I due impianti faentini collocati al livello più alto nella scala dei rischi industriali, cioè la CAVIRO, dove si è sviluppato l’incendio per ragioni al momento non accertate, e la GOWAN sono a meno di mezzo chilometro di distanza l’uno dall’altro. L’istituto professionale faentino Persolino Strocchi, con un migliaio di studenti, tanto per fare un esempio, si trova a poco più di un chilometro dalla prima e molto meno dalla seconda. Anche l’autostrada e la ferrovia passano poco distanti dai due insediamenti. E non è che il resto della città sia molto più in là: la cattedrale si trova giusto a due chilometri a mezzo da dove si è verificato l’incendio. E non è finita qui perché nei dintorni, sempre a Faenza, ci sono altri due impianti a rischio di incidente rilevanti.

Se tutto questo desta impressione, invitiamo allora a considerare che rispetto ai 4 impianti che rientrano per Faenza nell’elenco dei siti ad elevato rischio di incidente rilevante, a Ravenna ce ne sono 26! Si trovano per la maggior parte concentrati nella zona del porto industriale, tra Ravenna città e i lidi per capirci e, ciliegina sulla torta, sono praticamente tutti collocati nella soglia di rischio più alta (24 su 26). Dall’elenco manca naturalmente ancora l’impianto di rigassificazione per quanto sia già stato autorizzato grazie alla procedura speciale con tanto di commissario che ha saltato a piè pari quella prevista per gli impianti RIR (direttiva Seveso). Nonostante l’impressionante dimensione del rischio (messa in evidenza dalla cartina che pubblichiamo sul nostro sito), la tendenza delle istituzioni, sino all’eventuale verificarsi di un “problema”, è sempre la stessa: minimizzare quando non, addirittura, nascondere. Eppure il verificarsi del “problema” equivarrebbe al verificarsi di un immane disastro. Ricordiamo che, quando ci fu l’esplosione di Beirut causata da un deposito di nitrato d’ammonio nel porto di quella città, dalle istituzioni ravennati venne pronta esclusione della presenza di depositi di quel materiale. Non era (e non è) vero. Ravenna, storicamente (dagli anni “50 del secolo scorso), ha uno stabilimento fronte porto, oggi di Yara Italia, con importanti depositi di nitrato di ammonio. Ci volle Ravenna in Comune per ripristinare la verità, certo preferibile all’ignoranza, per quanto possa spaventare. Non a caso quello di Yara rientra tra gli impianti di massimo rischio Seveso.

Ravenna in Comune torna dunque, in occasione dell’ennesimo caso di disastro sfiorato, ad invocare da parte dell’Amministrazione ravennate l’avvio di politiche di riduzione del rischio.
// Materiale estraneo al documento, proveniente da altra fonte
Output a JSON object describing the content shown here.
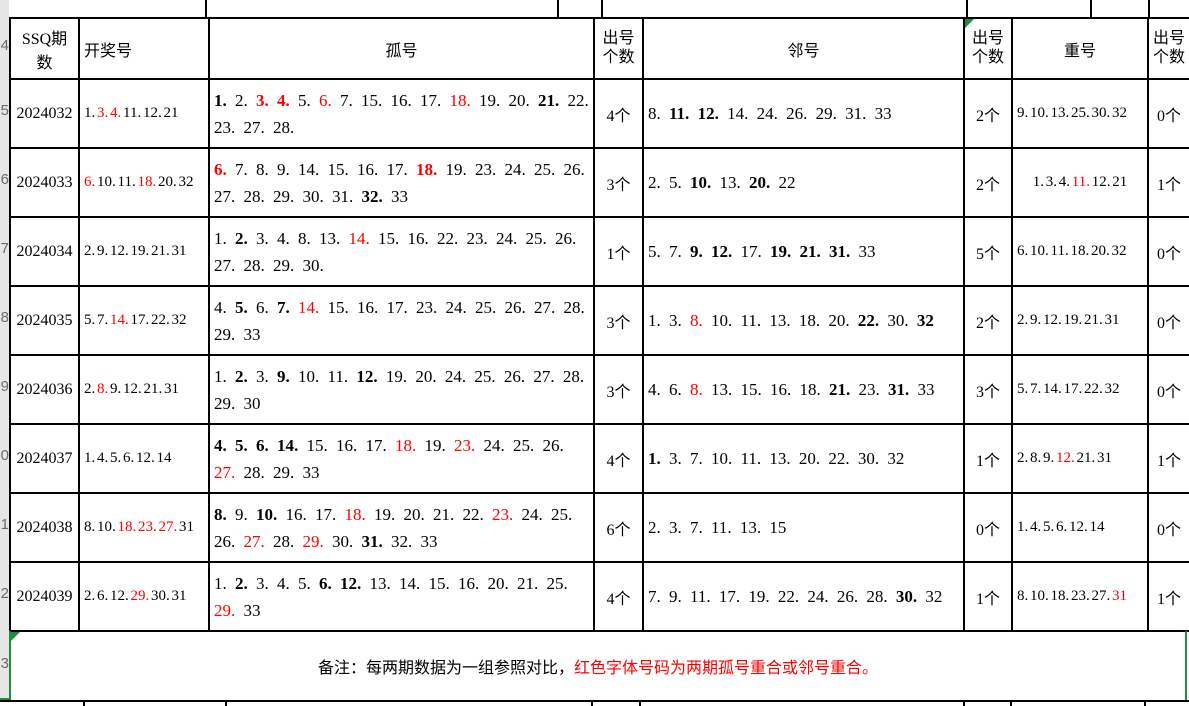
{
  "gutter": {
    "digits": [
      "4",
      "5",
      "6",
      "7",
      "8",
      "9",
      "0",
      "1",
      "2",
      "3"
    ]
  },
  "header": {
    "cols": [
      "SSQ期数",
      "开奖号",
      "孤号",
      "出号个数",
      "邻号",
      "出号个数",
      "重号",
      "出号个数"
    ]
  },
  "rows": [
    {
      "period": "2024032",
      "draw": [
        [
          "1.",
          ""
        ],
        [
          "3.",
          "r"
        ],
        [
          "4.",
          "r"
        ],
        [
          "11.",
          ""
        ],
        [
          "12.",
          ""
        ],
        [
          "21",
          ""
        ]
      ],
      "gu": [
        [
          "1.",
          "b"
        ],
        [
          "2.",
          ""
        ],
        [
          "3.",
          "br"
        ],
        [
          "4.",
          "br"
        ],
        [
          "5.",
          ""
        ],
        [
          "6.",
          "r"
        ],
        [
          "7.",
          ""
        ],
        [
          "15.",
          ""
        ],
        [
          "16.",
          ""
        ],
        [
          "17.",
          ""
        ],
        [
          "18.",
          "r"
        ],
        [
          "19.",
          ""
        ],
        [
          "20.",
          ""
        ],
        [
          "21.",
          "b"
        ],
        [
          "22.",
          ""
        ],
        [
          "23.",
          ""
        ],
        [
          "27.",
          ""
        ],
        [
          "28.",
          ""
        ]
      ],
      "gu_count": "4个",
      "lin": [
        [
          "8.",
          ""
        ],
        [
          "11.",
          "b"
        ],
        [
          "12.",
          "b"
        ],
        [
          "14.",
          ""
        ],
        [
          "24.",
          ""
        ],
        [
          "26.",
          ""
        ],
        [
          "29.",
          ""
        ],
        [
          "31.",
          ""
        ],
        [
          "33",
          ""
        ]
      ],
      "lin_count": "2个",
      "chong": [
        [
          "9.",
          ""
        ],
        [
          "10.",
          ""
        ],
        [
          "13.",
          ""
        ],
        [
          "25.",
          ""
        ],
        [
          "30.",
          ""
        ],
        [
          "32",
          ""
        ]
      ],
      "chong_count": "0个"
    },
    {
      "period": "2024033",
      "draw": [
        [
          "6.",
          "r"
        ],
        [
          "10.",
          ""
        ],
        [
          "11.",
          ""
        ],
        [
          "18.",
          "r"
        ],
        [
          "20.",
          ""
        ],
        [
          "32",
          ""
        ]
      ],
      "gu": [
        [
          "6.",
          "br"
        ],
        [
          "7.",
          ""
        ],
        [
          "8.",
          ""
        ],
        [
          "9.",
          ""
        ],
        [
          "14.",
          ""
        ],
        [
          "15.",
          ""
        ],
        [
          "16.",
          ""
        ],
        [
          "17.",
          ""
        ],
        [
          "18.",
          "br"
        ],
        [
          "19.",
          ""
        ],
        [
          "23.",
          ""
        ],
        [
          "24.",
          ""
        ],
        [
          "25.",
          ""
        ],
        [
          "26.",
          ""
        ],
        [
          "27.",
          ""
        ],
        [
          "28.",
          ""
        ],
        [
          "29.",
          ""
        ],
        [
          "30.",
          ""
        ],
        [
          "31.",
          ""
        ],
        [
          "32.",
          "b"
        ],
        [
          "33",
          ""
        ]
      ],
      "gu_count": "3个",
      "lin": [
        [
          "2.",
          ""
        ],
        [
          "5.",
          ""
        ],
        [
          "10.",
          "b"
        ],
        [
          "13.",
          ""
        ],
        [
          "20.",
          "b"
        ],
        [
          "22",
          ""
        ]
      ],
      "lin_count": "2个",
      "chong": [
        [
          "1.",
          ""
        ],
        [
          "3.",
          ""
        ],
        [
          "4.",
          ""
        ],
        [
          "11.",
          "r"
        ],
        [
          "12.",
          ""
        ],
        [
          "21",
          ""
        ]
      ],
      "chong_align": "center",
      "chong_count": "1个"
    },
    {
      "period": "2024034",
      "draw": [
        [
          "2.",
          ""
        ],
        [
          "9.",
          ""
        ],
        [
          "12.",
          ""
        ],
        [
          "19.",
          ""
        ],
        [
          "21.",
          ""
        ],
        [
          "31",
          ""
        ]
      ],
      "gu": [
        [
          "1.",
          ""
        ],
        [
          "2.",
          "b"
        ],
        [
          "3.",
          ""
        ],
        [
          "4.",
          ""
        ],
        [
          "8.",
          ""
        ],
        [
          "13.",
          ""
        ],
        [
          "14.",
          "r"
        ],
        [
          "15.",
          ""
        ],
        [
          "16.",
          ""
        ],
        [
          "22.",
          ""
        ],
        [
          "23.",
          ""
        ],
        [
          "24.",
          ""
        ],
        [
          "25.",
          ""
        ],
        [
          "26.",
          ""
        ],
        [
          "27.",
          ""
        ],
        [
          "28.",
          ""
        ],
        [
          "29.",
          ""
        ],
        [
          "30.",
          ""
        ]
      ],
      "gu_count": "1个",
      "lin": [
        [
          "5.",
          ""
        ],
        [
          "7.",
          ""
        ],
        [
          "9.",
          "b"
        ],
        [
          "12.",
          "b"
        ],
        [
          "17.",
          ""
        ],
        [
          "19.",
          "b"
        ],
        [
          "21.",
          "b"
        ],
        [
          "31.",
          "b"
        ],
        [
          "33",
          ""
        ]
      ],
      "lin_count": "5个",
      "chong": [
        [
          "6.",
          ""
        ],
        [
          "10.",
          ""
        ],
        [
          "11.",
          ""
        ],
        [
          "18.",
          ""
        ],
        [
          "20.",
          ""
        ],
        [
          "32",
          ""
        ]
      ],
      "chong_count": "0个"
    },
    {
      "period": "2024035",
      "draw": [
        [
          "5.",
          ""
        ],
        [
          "7.",
          ""
        ],
        [
          "14.",
          "r"
        ],
        [
          "17.",
          ""
        ],
        [
          "22.",
          ""
        ],
        [
          "32",
          ""
        ]
      ],
      "gu": [
        [
          "4.",
          ""
        ],
        [
          "5.",
          "b"
        ],
        [
          "6.",
          ""
        ],
        [
          "7.",
          "b"
        ],
        [
          "14.",
          "r"
        ],
        [
          "15.",
          ""
        ],
        [
          "16.",
          ""
        ],
        [
          "17.",
          ""
        ],
        [
          "23.",
          ""
        ],
        [
          "24.",
          ""
        ],
        [
          "25.",
          ""
        ],
        [
          "26.",
          ""
        ],
        [
          "27.",
          ""
        ],
        [
          "28.",
          ""
        ],
        [
          "29.",
          ""
        ],
        [
          "33",
          ""
        ]
      ],
      "gu_count": "3个",
      "lin": [
        [
          "1.",
          ""
        ],
        [
          "3.",
          ""
        ],
        [
          "8.",
          "r"
        ],
        [
          "10.",
          ""
        ],
        [
          "11.",
          ""
        ],
        [
          "13.",
          ""
        ],
        [
          "18.",
          ""
        ],
        [
          "20.",
          ""
        ],
        [
          "22.",
          "b"
        ],
        [
          "30.",
          ""
        ],
        [
          "32",
          "b"
        ]
      ],
      "lin_count": "2个",
      "chong": [
        [
          "2.",
          ""
        ],
        [
          "9.",
          ""
        ],
        [
          "12.",
          ""
        ],
        [
          "19.",
          ""
        ],
        [
          "21.",
          ""
        ],
        [
          "31",
          ""
        ]
      ],
      "chong_count": "0个"
    },
    {
      "period": "2024036",
      "draw": [
        [
          "2.",
          ""
        ],
        [
          "8.",
          "r"
        ],
        [
          "9.",
          ""
        ],
        [
          "12.",
          ""
        ],
        [
          "21.",
          ""
        ],
        [
          "31",
          ""
        ]
      ],
      "gu": [
        [
          "1.",
          ""
        ],
        [
          "2.",
          "b"
        ],
        [
          "3.",
          ""
        ],
        [
          "9.",
          "b"
        ],
        [
          "10.",
          ""
        ],
        [
          "11.",
          ""
        ],
        [
          "12.",
          "b"
        ],
        [
          "19.",
          ""
        ],
        [
          "20.",
          ""
        ],
        [
          "24.",
          ""
        ],
        [
          "25.",
          ""
        ],
        [
          "26.",
          ""
        ],
        [
          "27.",
          ""
        ],
        [
          "28.",
          ""
        ],
        [
          "29.",
          ""
        ],
        [
          "30",
          ""
        ]
      ],
      "gu_count": "3个",
      "lin": [
        [
          "4.",
          ""
        ],
        [
          "6.",
          ""
        ],
        [
          "8.",
          "r"
        ],
        [
          "13.",
          ""
        ],
        [
          "15.",
          ""
        ],
        [
          "16.",
          ""
        ],
        [
          "18.",
          ""
        ],
        [
          "21.",
          "b"
        ],
        [
          "23.",
          ""
        ],
        [
          "31.",
          "b"
        ],
        [
          "33",
          ""
        ]
      ],
      "lin_count": "3个",
      "chong": [
        [
          "5.",
          ""
        ],
        [
          "7.",
          ""
        ],
        [
          "14.",
          ""
        ],
        [
          "17.",
          ""
        ],
        [
          "22.",
          ""
        ],
        [
          "32",
          ""
        ]
      ],
      "chong_count": "0个"
    },
    {
      "period": "2024037",
      "draw": [
        [
          "1.",
          ""
        ],
        [
          "4.",
          ""
        ],
        [
          "5.",
          ""
        ],
        [
          "6.",
          ""
        ],
        [
          "12.",
          ""
        ],
        [
          "14",
          ""
        ]
      ],
      "gu": [
        [
          "4.",
          "b"
        ],
        [
          "5.",
          "b"
        ],
        [
          "6.",
          "b"
        ],
        [
          "14.",
          "b"
        ],
        [
          "15.",
          ""
        ],
        [
          "16.",
          ""
        ],
        [
          "17.",
          ""
        ],
        [
          "18.",
          "r"
        ],
        [
          "19.",
          ""
        ],
        [
          "23.",
          "r"
        ],
        [
          "24.",
          ""
        ],
        [
          "25.",
          ""
        ],
        [
          "26.",
          ""
        ],
        [
          "27.",
          "r"
        ],
        [
          "28.",
          ""
        ],
        [
          "29.",
          ""
        ],
        [
          "33",
          ""
        ]
      ],
      "gu_count": "4个",
      "lin": [
        [
          "1.",
          "b"
        ],
        [
          "3.",
          ""
        ],
        [
          "7.",
          ""
        ],
        [
          "10.",
          ""
        ],
        [
          "11.",
          ""
        ],
        [
          "13.",
          ""
        ],
        [
          "20.",
          ""
        ],
        [
          "22.",
          ""
        ],
        [
          "30.",
          ""
        ],
        [
          "32",
          ""
        ]
      ],
      "lin_count": "1个",
      "chong": [
        [
          "2.",
          ""
        ],
        [
          "8.",
          ""
        ],
        [
          "9.",
          ""
        ],
        [
          "12.",
          "r"
        ],
        [
          "21.",
          ""
        ],
        [
          "31",
          ""
        ]
      ],
      "chong_count": "1个"
    },
    {
      "period": "2024038",
      "draw": [
        [
          "8.",
          ""
        ],
        [
          "10.",
          ""
        ],
        [
          "18.",
          "r"
        ],
        [
          "23.",
          "r"
        ],
        [
          "27.",
          "r"
        ],
        [
          "31",
          ""
        ]
      ],
      "gu": [
        [
          "8.",
          "b"
        ],
        [
          "9.",
          ""
        ],
        [
          "10.",
          "b"
        ],
        [
          "16.",
          ""
        ],
        [
          "17.",
          ""
        ],
        [
          "18.",
          "r"
        ],
        [
          "19.",
          ""
        ],
        [
          "20.",
          ""
        ],
        [
          "21.",
          ""
        ],
        [
          "22.",
          ""
        ],
        [
          "23.",
          "r"
        ],
        [
          "24.",
          ""
        ],
        [
          "25.",
          ""
        ],
        [
          "26.",
          ""
        ],
        [
          "27.",
          "r"
        ],
        [
          "28.",
          ""
        ],
        [
          "29.",
          "r"
        ],
        [
          "30.",
          ""
        ],
        [
          "31.",
          "b"
        ],
        [
          "32.",
          ""
        ],
        [
          "33",
          ""
        ]
      ],
      "gu_count": "6个",
      "lin": [
        [
          "2.",
          ""
        ],
        [
          "3.",
          ""
        ],
        [
          "7.",
          ""
        ],
        [
          "11.",
          ""
        ],
        [
          "13.",
          ""
        ],
        [
          "15",
          ""
        ]
      ],
      "lin_count": "0个",
      "chong": [
        [
          "1.",
          ""
        ],
        [
          "4.",
          ""
        ],
        [
          "5.",
          ""
        ],
        [
          "6.",
          ""
        ],
        [
          "12.",
          ""
        ],
        [
          "14",
          ""
        ]
      ],
      "chong_count": "0个"
    },
    {
      "period": "2024039",
      "draw": [
        [
          "2.",
          ""
        ],
        [
          "6.",
          ""
        ],
        [
          "12.",
          ""
        ],
        [
          "29.",
          "r"
        ],
        [
          "30.",
          ""
        ],
        [
          "31",
          ""
        ]
      ],
      "gu": [
        [
          "1.",
          ""
        ],
        [
          "2.",
          "b"
        ],
        [
          "3.",
          ""
        ],
        [
          "4.",
          ""
        ],
        [
          "5.",
          ""
        ],
        [
          "6.",
          "b"
        ],
        [
          "12.",
          "b"
        ],
        [
          "13.",
          ""
        ],
        [
          "14.",
          ""
        ],
        [
          "15.",
          ""
        ],
        [
          "16.",
          ""
        ],
        [
          "20.",
          ""
        ],
        [
          "21.",
          ""
        ],
        [
          "25.",
          ""
        ],
        [
          "29.",
          "r"
        ],
        [
          "33",
          ""
        ]
      ],
      "gu_count": "4个",
      "lin": [
        [
          "7.",
          ""
        ],
        [
          "9.",
          ""
        ],
        [
          "11.",
          ""
        ],
        [
          "17.",
          ""
        ],
        [
          "19.",
          ""
        ],
        [
          "22.",
          ""
        ],
        [
          "24.",
          ""
        ],
        [
          "26.",
          ""
        ],
        [
          "28.",
          ""
        ],
        [
          "30.",
          "b"
        ],
        [
          "32",
          ""
        ]
      ],
      "lin_count": "1个",
      "chong": [
        [
          "8.",
          ""
        ],
        [
          "10.",
          ""
        ],
        [
          "18.",
          ""
        ],
        [
          "23.",
          ""
        ],
        [
          "27.",
          ""
        ],
        [
          "31",
          "r"
        ]
      ],
      "chong_count": "1个"
    }
  ],
  "footer": {
    "note_black": "备注：每两期数据为一组参照对比，",
    "note_red": "红色字体号码为两期孤号重合或邻号重合。"
  }
}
Ben sappiamo come non sia possibile eliminare dall’oggi al domani il potenziale esplosivo che si trova lungo il nostro porto. Tuttavia un’Amministrazione degna di questo nome avrebbe già dovuto iniziare il processo per una progressiva diminuzione dell’entità, favorendo la sostituzione di impianti ad elevato rischio con attività economiche sostenibili anche sotto questo punto di vista. Al contrario, de Pascale e maggioranza questo potenziale rischio continuano ad aumentarlo. Dal caso Beirut, infatti, si sono aggiunti i due depositi di GNL realizzati proprio davanti alle scuole di Marina di Ravenna. E nonostante gli enormi rischi dovuti al traffico di metaniere, denunciato già da Piero Angela, proprio il Sindaco ha festeggiato l’autorizzazione all’impianto di rigassificazione davanti alle spiagge turistiche. Certo non si può continuare a contare solo sullo spirito di sacrificio dei lavoratori. I sindacati dei Vigili del Fuoco denunciano: «I lavoratori e le lavoratrici hanno salvato vite in assenza di disposizioni chiare sugli orari di lavoro, sulla programmazione degli avvicendamenti, utilizzando la buona volontà dei capiturno che, da casa, sottraendo tempo alle proprie famiglie, hanno organizzato intere squadre a qualunque ora del giorno e della notte. Le stesse squadre che hanno operato, a volte, in mancanza dei più elementari supporti logistici per mangiare, lavarsi e riposare. Chiediamo, nel minor tempo possibile, di risolvere questi problemi, magari ascoltando i lavoratori». Ecco, se le istituzioni cominciassero ad ascoltare lavoratori e cittadinanza si potrebbe effettivamente iniziare una fase nuova. Come Ravenna in Comune torniamo a pretenderlo con forza.